Rapid Production Nasal Osteotomy Simulators With Multi-Modality Manufacturing: 3D Printing, Casting, and Molding

Objective. To expand and improve upon previously described nasal osteotomy models with the goals of decreasing cost and production time while ensuring model fidelity. To assess change in participant confidence in their understanding of and ability to perform nasal osteotomies following completion of the simulation course. Study Design. Prospective study. Setting. Simulation training course for otolaryngology residents at West Virginia University. Methods. A combined methodology of 3D printing, silicone molding, and resin casting was used to design a nasal osteotomy model to address material issues such as print delamination. Multiple models were then used in a simulation lab on performing nasal osteotomies. Model utility and impact on participant confidence was assessed at baseline, postlecture, and postsimulation lab. Results.
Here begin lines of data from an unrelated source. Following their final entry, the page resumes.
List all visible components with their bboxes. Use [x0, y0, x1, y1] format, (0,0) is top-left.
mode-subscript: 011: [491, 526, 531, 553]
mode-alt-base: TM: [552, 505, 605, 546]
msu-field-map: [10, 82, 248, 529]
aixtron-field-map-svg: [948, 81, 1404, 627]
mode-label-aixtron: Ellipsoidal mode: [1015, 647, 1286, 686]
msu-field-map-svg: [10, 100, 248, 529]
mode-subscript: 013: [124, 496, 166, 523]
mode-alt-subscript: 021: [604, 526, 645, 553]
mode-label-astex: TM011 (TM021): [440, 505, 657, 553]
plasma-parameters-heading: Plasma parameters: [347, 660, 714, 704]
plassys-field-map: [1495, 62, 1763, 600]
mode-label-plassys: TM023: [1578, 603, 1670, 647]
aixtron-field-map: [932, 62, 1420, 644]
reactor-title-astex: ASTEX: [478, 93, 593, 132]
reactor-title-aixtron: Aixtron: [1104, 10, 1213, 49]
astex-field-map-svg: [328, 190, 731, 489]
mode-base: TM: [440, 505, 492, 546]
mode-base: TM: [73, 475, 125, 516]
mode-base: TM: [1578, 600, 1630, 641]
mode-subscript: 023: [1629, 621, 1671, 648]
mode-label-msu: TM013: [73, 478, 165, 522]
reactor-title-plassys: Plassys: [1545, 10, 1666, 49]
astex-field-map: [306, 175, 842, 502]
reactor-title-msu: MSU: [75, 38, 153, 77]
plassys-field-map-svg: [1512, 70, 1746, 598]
Using a combined manufacturing methodology, we achieved a production time reduction of 97.71% and a cost reduction of 82.02% for this polyurethane resin nasal osteotomy model relative to a previously described osteotomy model. Participants in the simulation course were noted to have a significant improvement in confidence in their understanding of and ability to perform nasal osteotomies from baseline and postlecture and also from postlecture and postsimulation lab (P < .05 for all). Conclusion. By incorporating multiple manufacturing modalities (molding and casting) in addition to 3D printing, this study achieved a large reduction in both production time and cost in fabrication of a nasal osteotomy simulator and addressed material limitations imposed by fused deposition modeling printers. This design methodology serves as an example on how these barriers may be addressed in unrelated simulation projects. Model fidelity was improved with addition of a silicone soft tissue midface. Improvement in participant confidence was noted following completion of the simulation lab.